The song came to mind again the other day when I read a report on the latest E.coli outbreak in Minnesota. This strain, E.Coli 0157:H7, is particularly nasty, and there is no doubt among scientists and epidemiologists in our neighbor state that it came from the Hartmann Dairy – which sells raw milk. It has a clear DNA marker. Quite a few kids got really sick from drinking the tainted milk, but so far nobody has died.
Predictably, the Hartmann Dairy Farm denied responsibility, and accused the Minnesota Health and Ag Departments of defaming them.
Now, where have we heard that story around here?
Our highly-paid full-time professional state legislature passed a bill a few months ago which would allow the sale of raw milk in Wisconsin. The bill essentially rejected decades of hard science, going all the way back to some guy named Louis Pasteur, a Frenchman who discovered a way, over a hundred years ago, to make milk safe.

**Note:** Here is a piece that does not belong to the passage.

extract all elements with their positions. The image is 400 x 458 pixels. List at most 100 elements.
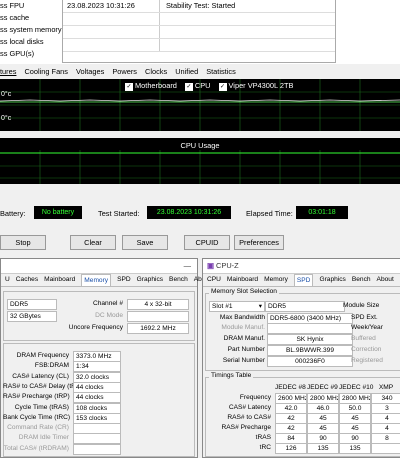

Governor Doyle did the legislature a favor and vetoed the stupid bill, probably saving the core of our state heritage, that slogan we put on our license plates: America’s Dairyland.
One of the many clowns who now inhabit the legislature was full of fake outrage, vowing to drink nothing but raw milk for the rest of his life, to “prove it is safe”.
No matter what science says, there will always be luddites and deniers. Such is the raw milk gang. Same as the folks who are convinced childhood vaccines cause autism. Never mind that the vaccine/autism study and the bogus scientist who published it have been completely and utterly discredited. They believe what they believe, and nothing is going to change their belief.
“She blinded me with science; and failed me in biology” goes the song.
Go ahead and roll the dice with your own life, and drink all the raw milk you want. But please don’t ask others to ignore hard science, and don’t try to pass laws that could potentially bring ruin to the state’s signature industry.